AI tools have exciting possibilities for innovation in our profession, but they are also giving greater voice to inauthentic actors at scale. Corporate communicators now face a critical challenge: separating genuine stakeholder sentiment from manufactured outrage. This isn’t a temporary phenomenon – it’s an accelerating trend that requires new detection capabilities and more sophisticated analytical frameworks. To be able to properly separate risk from noise, communicators must understand that it’s not just about what is happening (bots, “trolls,” coordinated attacks), but who is behind it and why.
The Function’s Contradictory Moment
January brought significant attention to the rising importance of communications and corporate affairs, particularly coming out of Davos. Coverage across industry outlets highlighted how essential the function has become, with multiple observers noting that navigating geopolitical complexity now requires dedicated communications and corporate affairs expertise.
Yet simultaneously, we continue seeing Chief Communications Officer roles layered into organizational structures in unusual ways – rather than directly to the CEO.
My take: The trend toward CCO and Chief Corporate Affairs Officer roles reporting directly to CEOs still holds.
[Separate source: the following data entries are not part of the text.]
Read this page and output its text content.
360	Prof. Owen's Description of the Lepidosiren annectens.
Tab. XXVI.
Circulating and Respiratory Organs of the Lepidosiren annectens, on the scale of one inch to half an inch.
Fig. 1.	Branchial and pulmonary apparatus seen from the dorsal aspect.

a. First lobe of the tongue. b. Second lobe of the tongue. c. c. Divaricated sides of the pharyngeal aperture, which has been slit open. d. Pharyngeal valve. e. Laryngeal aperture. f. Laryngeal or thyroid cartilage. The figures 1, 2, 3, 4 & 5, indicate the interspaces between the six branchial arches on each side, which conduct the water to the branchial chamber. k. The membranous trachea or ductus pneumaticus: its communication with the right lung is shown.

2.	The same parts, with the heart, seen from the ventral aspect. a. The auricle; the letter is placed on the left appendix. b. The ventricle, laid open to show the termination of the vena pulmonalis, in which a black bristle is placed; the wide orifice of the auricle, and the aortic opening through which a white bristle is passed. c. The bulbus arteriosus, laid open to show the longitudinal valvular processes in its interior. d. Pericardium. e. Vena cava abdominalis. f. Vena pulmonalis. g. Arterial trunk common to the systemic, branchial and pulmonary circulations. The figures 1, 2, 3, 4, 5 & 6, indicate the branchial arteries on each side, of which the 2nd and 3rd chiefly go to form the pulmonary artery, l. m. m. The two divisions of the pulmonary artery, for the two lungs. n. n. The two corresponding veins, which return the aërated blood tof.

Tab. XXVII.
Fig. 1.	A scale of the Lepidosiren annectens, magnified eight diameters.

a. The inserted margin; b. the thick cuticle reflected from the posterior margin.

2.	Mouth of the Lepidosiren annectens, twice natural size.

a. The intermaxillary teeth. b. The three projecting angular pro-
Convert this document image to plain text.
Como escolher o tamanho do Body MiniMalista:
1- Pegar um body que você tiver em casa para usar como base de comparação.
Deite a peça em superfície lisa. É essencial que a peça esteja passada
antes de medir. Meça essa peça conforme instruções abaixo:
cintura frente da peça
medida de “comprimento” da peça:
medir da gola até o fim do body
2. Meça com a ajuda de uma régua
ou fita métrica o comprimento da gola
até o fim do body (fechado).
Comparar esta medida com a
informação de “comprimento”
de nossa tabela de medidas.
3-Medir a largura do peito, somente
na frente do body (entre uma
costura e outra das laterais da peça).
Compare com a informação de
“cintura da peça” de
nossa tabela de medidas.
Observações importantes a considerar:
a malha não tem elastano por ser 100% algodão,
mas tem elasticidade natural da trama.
Multiple studies over the past two years show more than 50% of these roles now have that direct reporting relationship. But boards are also telling CEOs to shrink direct reports, creating organizational tension.
So I expect two steps forward, one step back. The strategic importance is undeniable, but the structural path forward remains messy.
From the boardroom perspective, it’s encouraging to see communications and corporate affairs expertise increasingly considered when boards build their skills matrices – recognition that this expertise matters at the highest levels of governance.
The Bottom Line
January 2026 revealed a profession simultaneously under siege and indispensable. CEOs are more cautious about public engagement, measurement tools face existential challenges from coordinated inauthentic behavior, yet the strategic value of sophisticated communications and corporate affairs counsel has never been clearer.
Whether these are blips or trends, one thing is certain: 2026 will be another year for agility and adaptability in our profession. And the organizations best positioned to navigate the complexity ahead will be investing in experienced in-house talent or adopting the fractional leadership model to fill in talent gaps.